多分先生が上手(この時点で信頼している)なので痛みはあまり感じなかったが、ボールの空気入れのようなサイズの大きな注射器?と、ドリルのような音がなんとも不快で恐怖を感じるのである。

苦痛な5分が過ぎると、

「痛かったですね、すみません。」と言う先生。「いえ、痛みはそれほどではなかったです、ありがとうございました。」と答えた。

眠剤を出して欲しい旨を伝えると、応じてくれた。

「先生、私、先生とお話できて、やっと少し眠れそう。」とお礼を伝えてクリニックを出た。

本物の医療従事者って、
知識や技術だけではなく、患者の不安や痛みに寄り添える優しさやセンスをもつ人をいうんだなと思った。

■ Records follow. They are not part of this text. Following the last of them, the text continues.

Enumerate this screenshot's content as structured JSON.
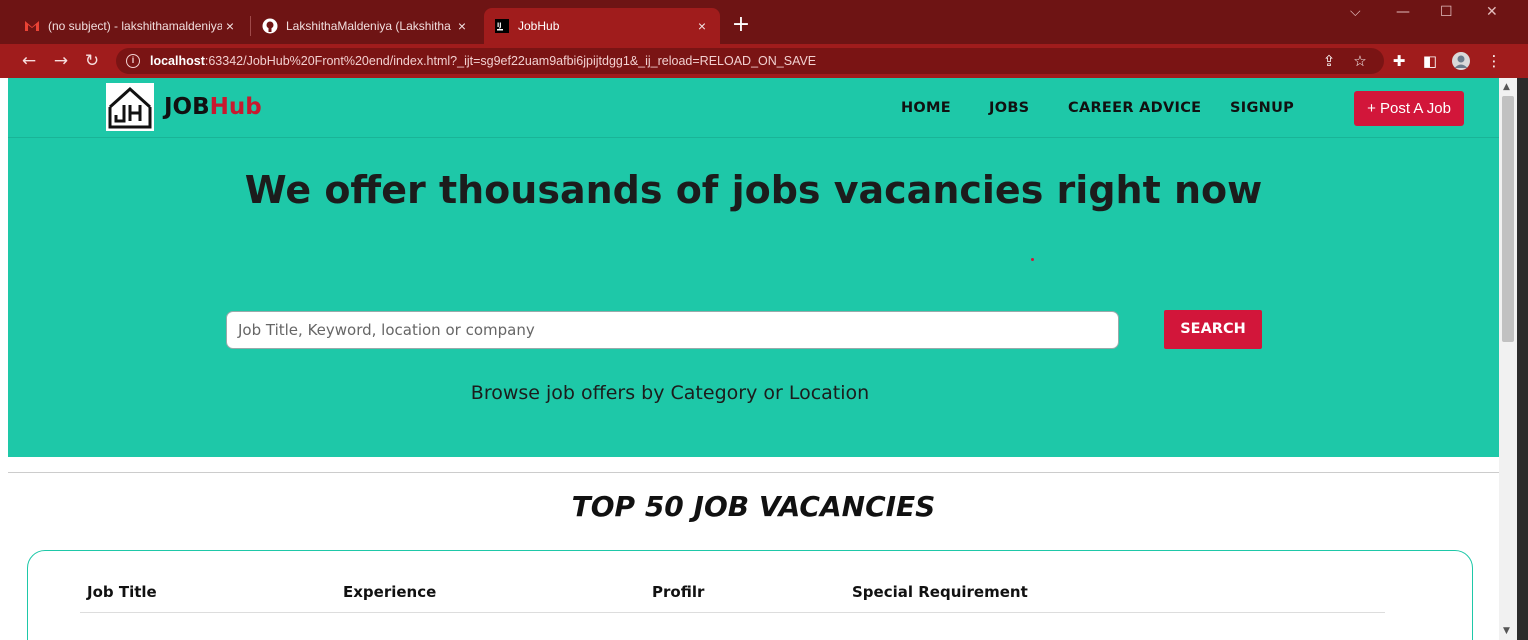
{
  "browser": {
    "tabs": [
      {
        "title": "(no subject) - lakshithamaldeniya",
        "icon": "gmail-icon"
      },
      {
        "title": "LakshithaMaldeniya (Lakshitha M",
        "icon": "github-icon"
      },
      {
        "title": "JobHub",
        "icon": "intellij-icon",
        "active": true
      }
    ],
    "new_tab": "+",
    "url_host": "localhost",
    "url_rest": ":63342/JobHub%20Front%20end/index.html?_ijt=sg9ef22uam9afbi6jpijtdgg1&_ij_reload=RELOAD_ON_SAVE"
  },
  "site": {
    "brand_prefix": "JOB",
    "brand_suffix": "Hub",
    "nav": [
      "HOME",
      "JOBS",
      "CAREER ADVICE",
      "SIGNUP"
    ],
    "post_button": "+ Post A Job",
    "hero_title": "We offer thousands of jobs vacancies right now",
    "search_placeholder": "Job Title, Keyword, location or company",
    "search_button": "SEARCH",
    "browse_text": "Browse job offers by Category or Location",
    "section_title": "TOP 50 JOB VACANCIES",
    "table_headers": [
      "Job Title",
      "Experience",
      "Profilr",
      "Special Requirement"
    ]
  },
  "colors": {
    "brand_teal": "#1ec8a8",
    "accent_red": "#d2163a",
    "browser_frame": "#a01c1c"
  }
}
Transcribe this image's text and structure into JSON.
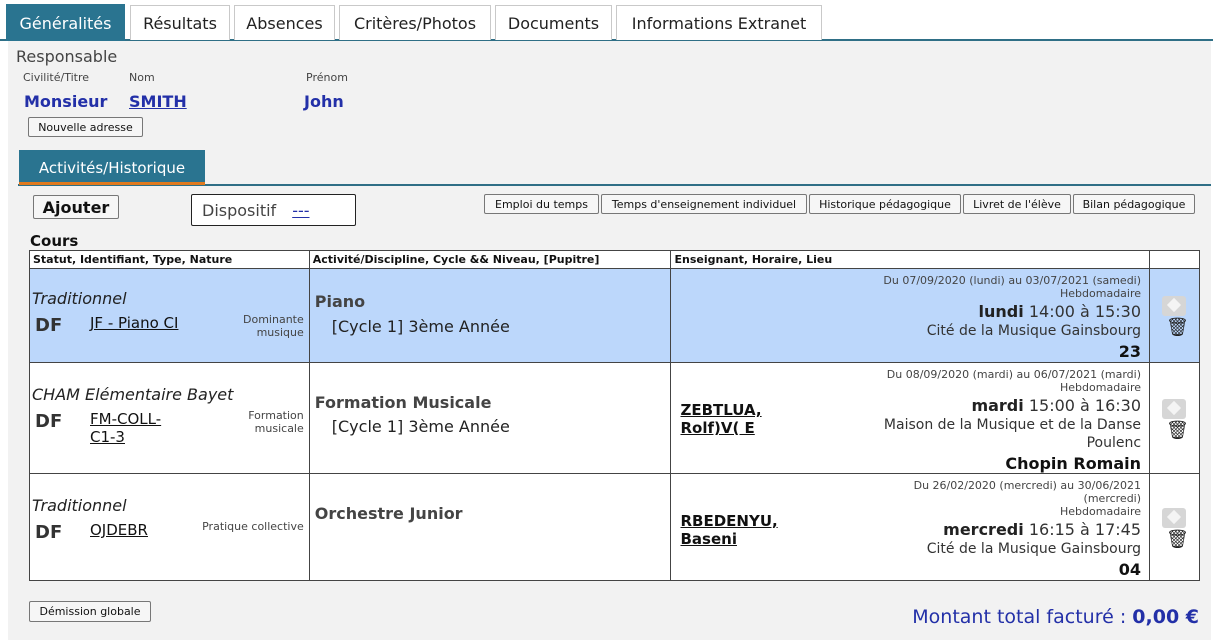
{
  "tabs": [
    {
      "label": "Généralités",
      "active": true
    },
    {
      "label": "Résultats"
    },
    {
      "label": "Absences"
    },
    {
      "label": "Critères/Photos"
    },
    {
      "label": "Documents"
    },
    {
      "label": "Informations Extranet"
    }
  ],
  "responsable": {
    "title": "Responsable",
    "civilite_label": "Civilité/Titre",
    "nom_label": "Nom",
    "prenom_label": "Prénom",
    "civilite": "Monsieur",
    "nom": "SMITH",
    "prenom": "John",
    "new_address_button": "Nouvelle adresse"
  },
  "subtab": {
    "label": "Activités/Historique"
  },
  "toolbar": {
    "ajouter": "Ajouter",
    "dispositif_label": "Dispositif",
    "dispositif_value": "---",
    "buttons": [
      "Emploi du temps",
      "Temps d'enseignement individuel",
      "Historique pédagogique",
      "Livret de l'élève",
      "Bilan pédagogique"
    ]
  },
  "cours": {
    "title": "Cours",
    "headers": [
      "Statut, Identifiant, Type, Nature",
      "Activité/Discipline, Cycle && Niveau, [Pupitre]",
      "Enseignant, Horaire, Lieu",
      ""
    ],
    "rows": [
      {
        "statut": "Traditionnel",
        "code": "DF",
        "identifiant_lines": [
          "JF - Piano CI"
        ],
        "type_lines": [
          "Dominante",
          "musique"
        ],
        "discipline": "Piano",
        "cycle": "[Cycle 1] 3ème Année",
        "enseignant_lines": [],
        "period_lines": [
          "Du 07/09/2020 (lundi) au 03/07/2021 (samedi)",
          "Hebdomadaire"
        ],
        "jour": "lundi",
        "heure": "14:00 à 15:30",
        "lieu_lines": [
          "Cité de la Musique Gainsbourg"
        ],
        "salle": "23",
        "selected": true
      },
      {
        "statut": "CHAM Elémentaire Bayet",
        "code": "DF",
        "identifiant_lines": [
          "FM-COLL-",
          "C1-3"
        ],
        "type_lines": [
          "Formation",
          "musicale"
        ],
        "discipline": "Formation Musicale",
        "cycle": "[Cycle 1] 3ème Année",
        "enseignant_lines": [
          "ZEBTLUA,",
          "Rolf)V( E"
        ],
        "period_lines": [
          "Du 08/09/2020 (mardi) au 06/07/2021 (mardi)",
          "Hebdomadaire"
        ],
        "jour": "mardi",
        "heure": "15:00 à 16:30",
        "lieu_lines": [
          "Maison de la Musique et de la Danse",
          "Poulenc"
        ],
        "salle": "Chopin Romain",
        "selected": false
      },
      {
        "statut": "Traditionnel",
        "code": "DF",
        "identifiant_lines": [
          "OJDEBR"
        ],
        "type_lines": [
          "Pratique collective"
        ],
        "discipline": "Orchestre Junior",
        "cycle": "",
        "enseignant_lines": [
          "RBEDENYU,",
          "Baseni"
        ],
        "period_lines": [
          "Du 26/02/2020 (mercredi) au 30/06/2021",
          "(mercredi)",
          "Hebdomadaire"
        ],
        "jour": "mercredi",
        "heure": "16:15 à 17:45",
        "lieu_lines": [
          "Cité de la Musique Gainsbourg"
        ],
        "salle": "04",
        "selected": false
      }
    ]
  },
  "footer": {
    "demission_button": "Démission globale",
    "total_label": "Montant total facturé : ",
    "total_value": "0,00 €"
  },
  "icons": {
    "edit": "edit-icon",
    "delete": "trash-icon"
  }
}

麻酔のせいなのか、緊張感が続いたせいなのか、ものすごい疲労感を感じる。

早く家でゆっくりしたいのに、電車に乗り間違えて逆の駅に来ていることに気付き、修正して乗り直した。
なのにまたもや違う電車に乗ってしまうというダブルミス。

いつ帰宅できるのか。

(事故に遭わないように気をつけよう。)と思いながらなんとかバスに乗り、塾帰りの娘と合流して、帰宅した。

家族の顔を見るとホッとするものである。